Optimal Design of Disaster Evacuation Routes
Urban evacuations are crucial life-saving procedures that take place in response to the thread or occurence of major disasters, aiming safely relocate large population groups to safe areas. Evacuation planning involves the consideration of financial, operational and managerial aspects of the process, and necessitates an understanding of human behavior.
When executing an evacuation, a key concern that arises is the management of the emerging, unique traffic patterns that arise due to sudden surge in traffic flows, which would usually contravene nominal traveller behaviours. These delays may be further aggravated by physical deterioration of the underlying infrastructure, caused by the event that triggered the disruption in the first place.
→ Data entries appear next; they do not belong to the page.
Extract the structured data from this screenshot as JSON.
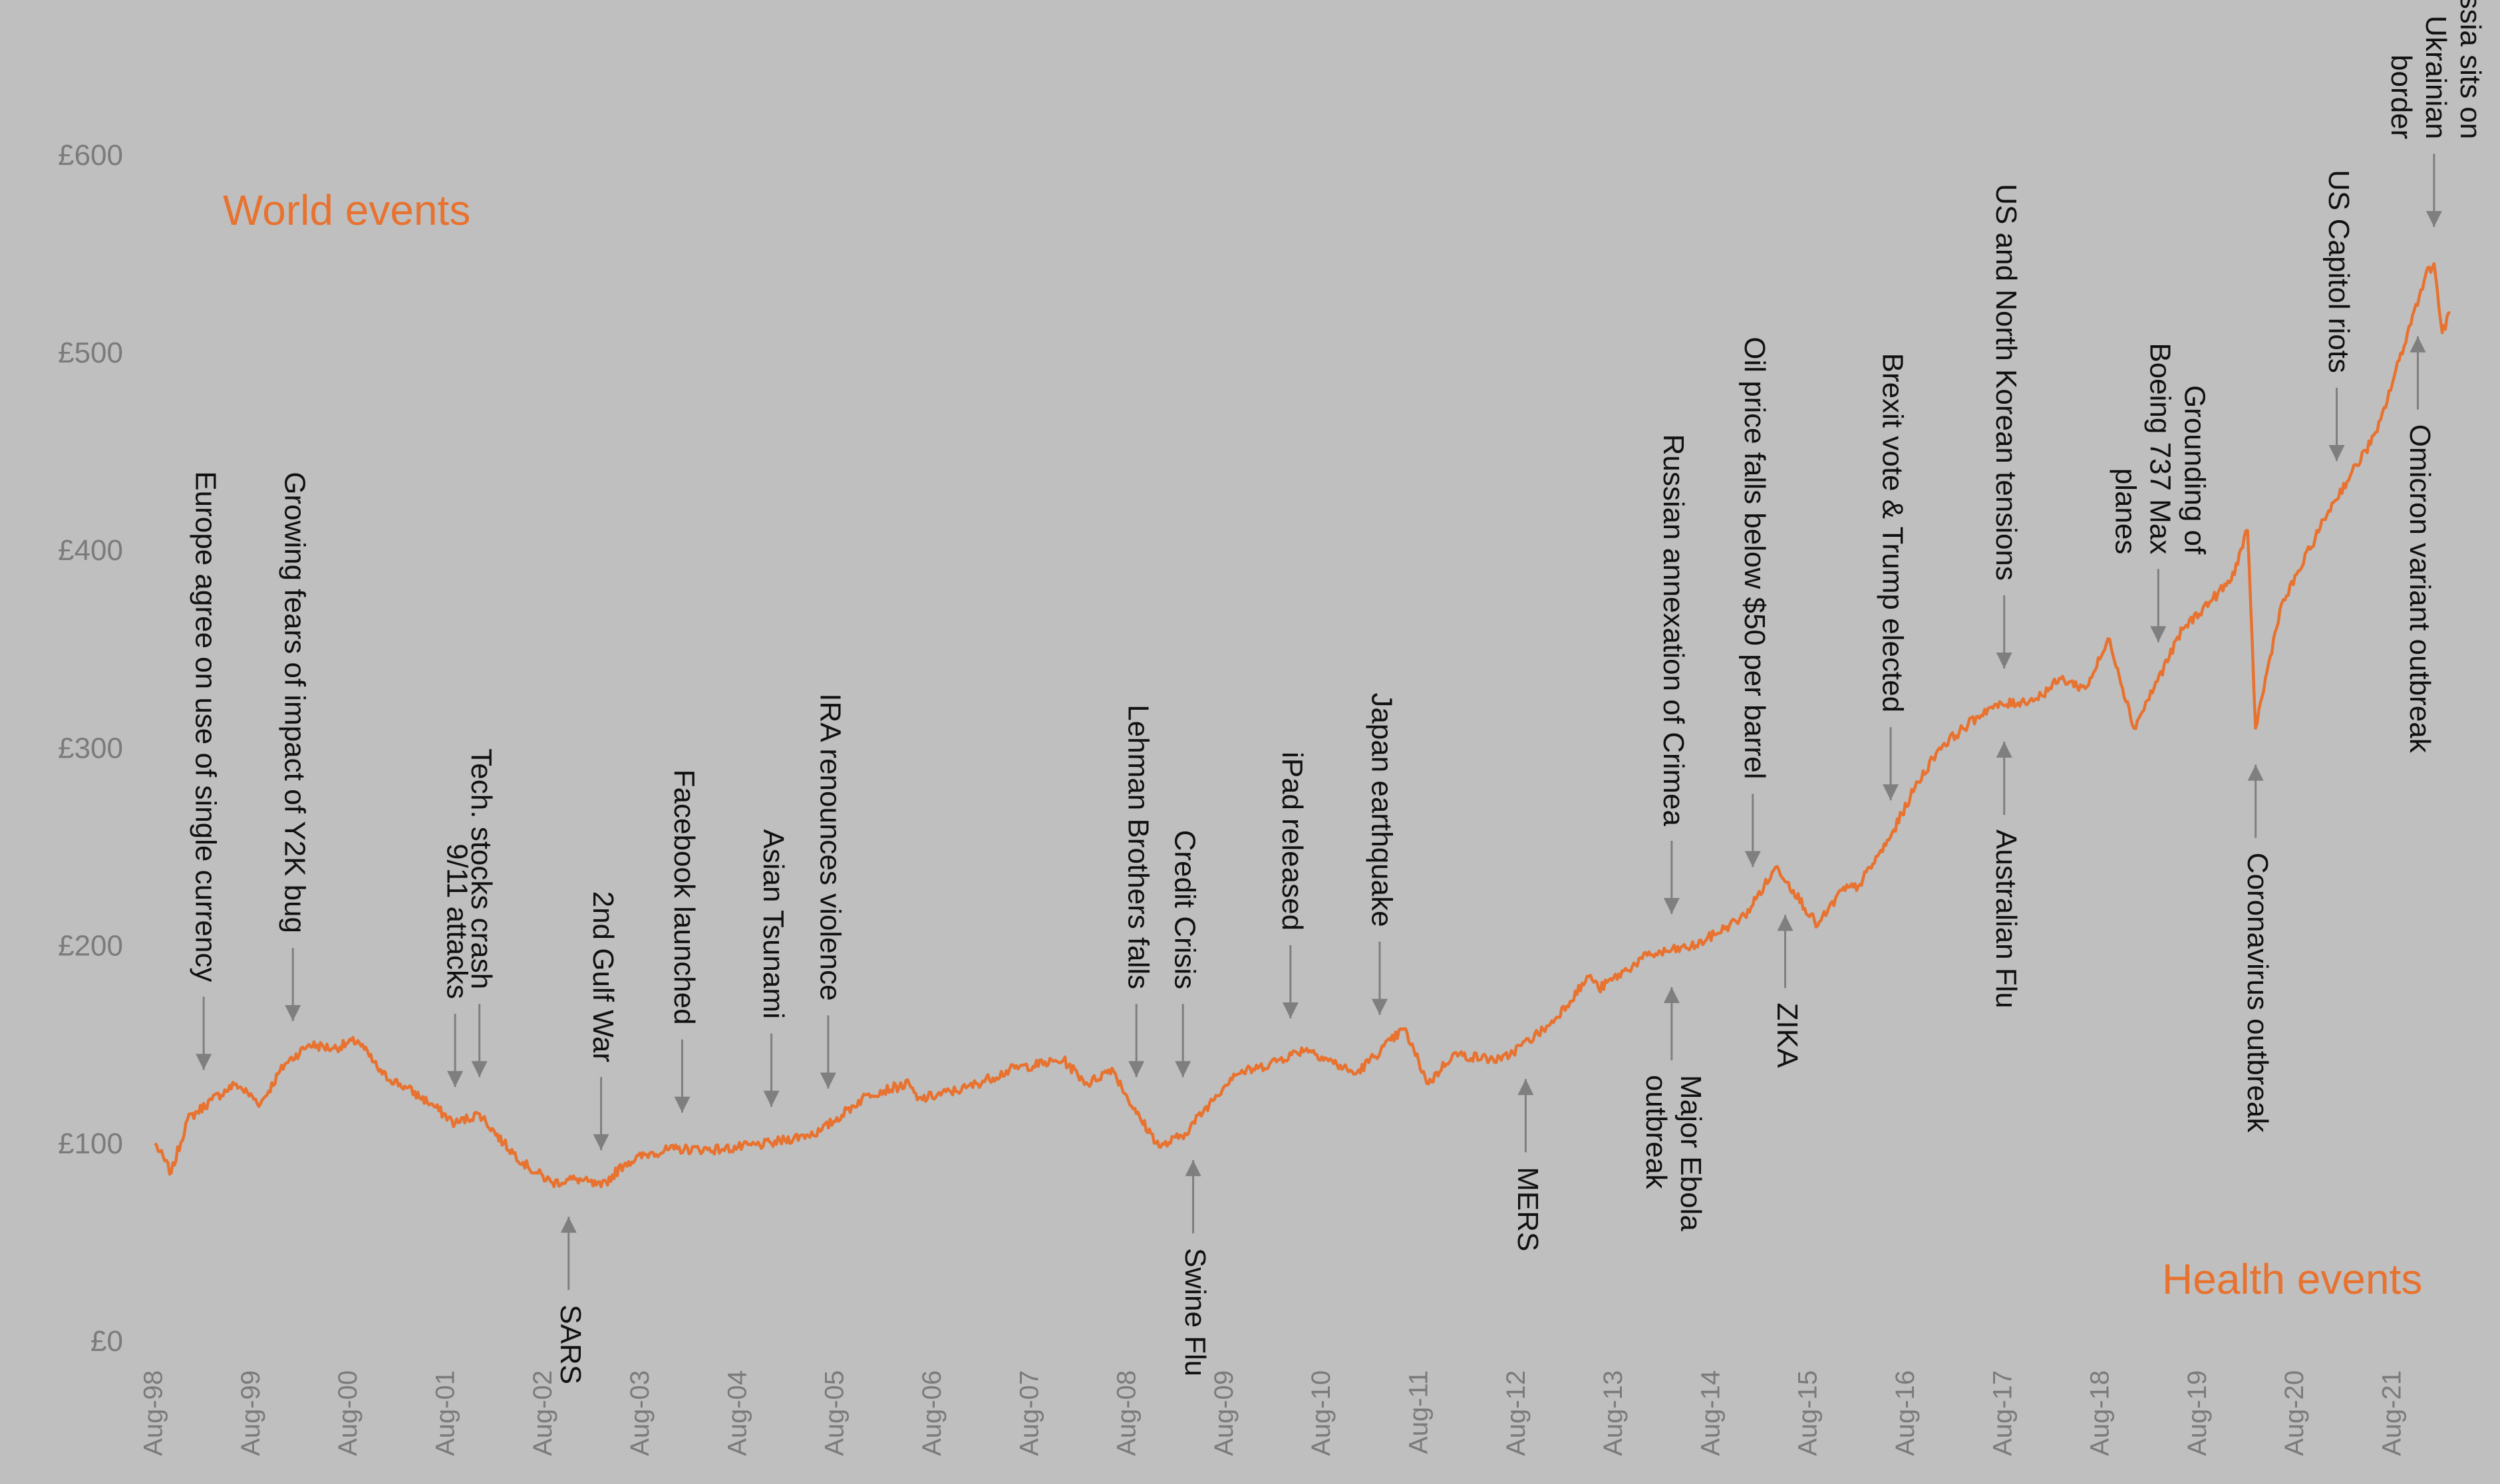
{
  "colors": {
    "background": "#bfbfbf",
    "line": "#e8722f",
    "arrow": "#7f7f7f",
    "text": "#111111",
    "axis_text": "#7b7b7b"
  },
  "chart_data": {
    "type": "line",
    "title": "",
    "xlabel": "",
    "ylabel": "",
    "ylim": [
      0,
      600
    ],
    "xlim": [
      "1998-08",
      "2022-03"
    ],
    "yticks": [
      0,
      100,
      200,
      300,
      400,
      500,
      600
    ],
    "ytick_labels": [
      "£0",
      "£100",
      "£200",
      "£300",
      "£400",
      "£500",
      "£600"
    ],
    "xtick_labels": [
      "Aug-98",
      "Aug-99",
      "Aug-00",
      "Aug-01",
      "Aug-02",
      "Aug-03",
      "Aug-04",
      "Aug-05",
      "Aug-06",
      "Aug-07",
      "Aug-08",
      "Aug-09",
      "Aug-10",
      "Aug-11",
      "Aug-12",
      "Aug-13",
      "Aug-14",
      "Aug-15",
      "Aug-16",
      "Aug-17",
      "Aug-18",
      "Aug-19",
      "Aug-20",
      "Aug-21"
    ],
    "grid": false,
    "legend": "none",
    "series": [
      {
        "x": [
          "1998-08",
          "1998-10",
          "1998-12",
          "1999-03",
          "1999-06",
          "1999-09",
          "1999-12",
          "2000-03",
          "2000-06",
          "2000-09",
          "2000-12",
          "2001-03",
          "2001-06",
          "2001-09",
          "2001-12",
          "2002-03",
          "2002-06",
          "2002-09",
          "2002-12",
          "2003-03",
          "2003-06",
          "2003-09",
          "2003-12",
          "2004-06",
          "2004-12",
          "2005-06",
          "2005-12",
          "2006-05",
          "2006-06",
          "2006-12",
          "2007-06",
          "2007-12",
          "2008-03",
          "2008-06",
          "2008-09",
          "2008-12",
          "2009-03",
          "2009-06",
          "2009-09",
          "2009-12",
          "2010-06",
          "2010-12",
          "2011-06",
          "2011-09",
          "2011-12",
          "2012-06",
          "2012-12",
          "2013-05",
          "2013-06",
          "2013-12",
          "2014-06",
          "2014-12",
          "2015-04",
          "2015-06",
          "2015-09",
          "2015-12",
          "2016-02",
          "2016-06",
          "2016-09",
          "2016-12",
          "2017-06",
          "2017-12",
          "2018-03",
          "2018-06",
          "2018-09",
          "2018-12",
          "2019-06",
          "2019-12",
          "2020-02",
          "2020-03",
          "2020-06",
          "2020-12",
          "2021-06",
          "2021-12",
          "2022-01",
          "2022-02",
          "2022-03"
        ],
        "values": [
          100,
          85,
          112,
          122,
          130,
          120,
          140,
          150,
          148,
          152,
          135,
          128,
          120,
          110,
          115,
          100,
          88,
          80,
          82,
          78,
          90,
          95,
          97,
          97,
          100,
          106,
          125,
          130,
          122,
          128,
          138,
          142,
          130,
          138,
          115,
          98,
          105,
          120,
          135,
          138,
          148,
          135,
          158,
          130,
          145,
          142,
          160,
          185,
          178,
          195,
          200,
          215,
          240,
          228,
          210,
          228,
          230,
          255,
          280,
          300,
          320,
          325,
          335,
          330,
          355,
          310,
          360,
          385,
          410,
          310,
          370,
          420,
          460,
          540,
          545,
          510,
          520
        ]
      }
    ],
    "annotations": {
      "world_label": "World events",
      "health_label": "Health events",
      "world": [
        {
          "text": [
            "Europe agree on use of single currency"
          ],
          "x": "1999-02"
        },
        {
          "text": [
            "Growing fears of impact of Y2K bug"
          ],
          "x": "2000-01"
        },
        {
          "text": [
            "9/11 attacks"
          ],
          "x": "2001-09"
        },
        {
          "text": [
            "Tech. stocks crash"
          ],
          "x": "2001-12"
        },
        {
          "text": [
            "2nd Gulf War"
          ],
          "x": "2003-03"
        },
        {
          "text": [
            "Facebook launched"
          ],
          "x": "2004-01"
        },
        {
          "text": [
            "Asian Tsunami"
          ],
          "x": "2004-12"
        },
        {
          "text": [
            "IRA renounces violence"
          ],
          "x": "2005-07"
        },
        {
          "text": [
            "Lehman Brothers falls"
          ],
          "x": "2008-09"
        },
        {
          "text": [
            "Credit Crisis"
          ],
          "x": "2008-09"
        },
        {
          "text": [
            "iPad released"
          ],
          "x": "2010-04"
        },
        {
          "text": [
            "Japan earthquake"
          ],
          "x": "2011-03"
        },
        {
          "text": [
            "Russian annexation of Crimea"
          ],
          "x": "2014-03"
        },
        {
          "text": [
            "Oil price falls below $50 per barrel"
          ],
          "x": "2015-01"
        },
        {
          "text": [
            "Brexit vote & Trump elected"
          ],
          "x": "2016-06"
        },
        {
          "text": [
            "US and North Korean tensions"
          ],
          "x": "2017-08"
        },
        {
          "text": [
            "Grounding of",
            "Boeing 737 Max",
            "planes"
          ],
          "x": "2019-03"
        },
        {
          "text": [
            "US Capitol riots"
          ],
          "x": "2021-01"
        },
        {
          "text": [
            "Russia sits on",
            "Ukrainian",
            "border"
          ],
          "x": "2022-01"
        }
      ],
      "health": [
        {
          "text": [
            "SARS"
          ],
          "x": "2002-11"
        },
        {
          "text": [
            "Swine Flu"
          ],
          "x": "2009-04"
        },
        {
          "text": [
            "MERS"
          ],
          "x": "2012-09"
        },
        {
          "text": [
            "Major Ebola",
            "outbreak"
          ],
          "x": "2014-03"
        },
        {
          "text": [
            "ZIKA"
          ],
          "x": "2015-05"
        },
        {
          "text": [
            "Australian Flu"
          ],
          "x": "2017-08"
        },
        {
          "text": [
            "Coronavirus outbreak"
          ],
          "x": "2020-03"
        },
        {
          "text": [
            "Omicron variant outbreak"
          ],
          "x": "2021-11"
        }
      ]
    }
  }
}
To solve this problem, TSL has been developing a family of evacuation routing algorithms that optimise evacuee travel through the transport network using a combined system of demand management and signal phasing. This research is led outcomes by TSL researcher Jose Escribano and is featured in an upcoming publication.
The proposed framework is structured as a Stackelberg game acting as a simulation-optimisation framework. A dynamic network loading model based on a continuous time link-based kinematic wave model evaluates the effects of flow propagation and congestion, including physical queuing and vehicle spillback.
We tested our technique on the family of Sioux Falls network instances (a commonly used benchmark dataset), with particular consideration of scalability and accuracy. Outcomes of our analysis indicate that our algorithms outperformed other commercial and off-the-shelf algorithms, providing safer, faster and more orderly evacuations.
During our study we further modelled the progress of evacuation under different network conditions, involving a combination of shelter configurations, network damage scenarios and use of strategic signal control. Results show that our algorithm consistently provides more efficient solution than the baseline, allowing more vehicles to evacuate in time.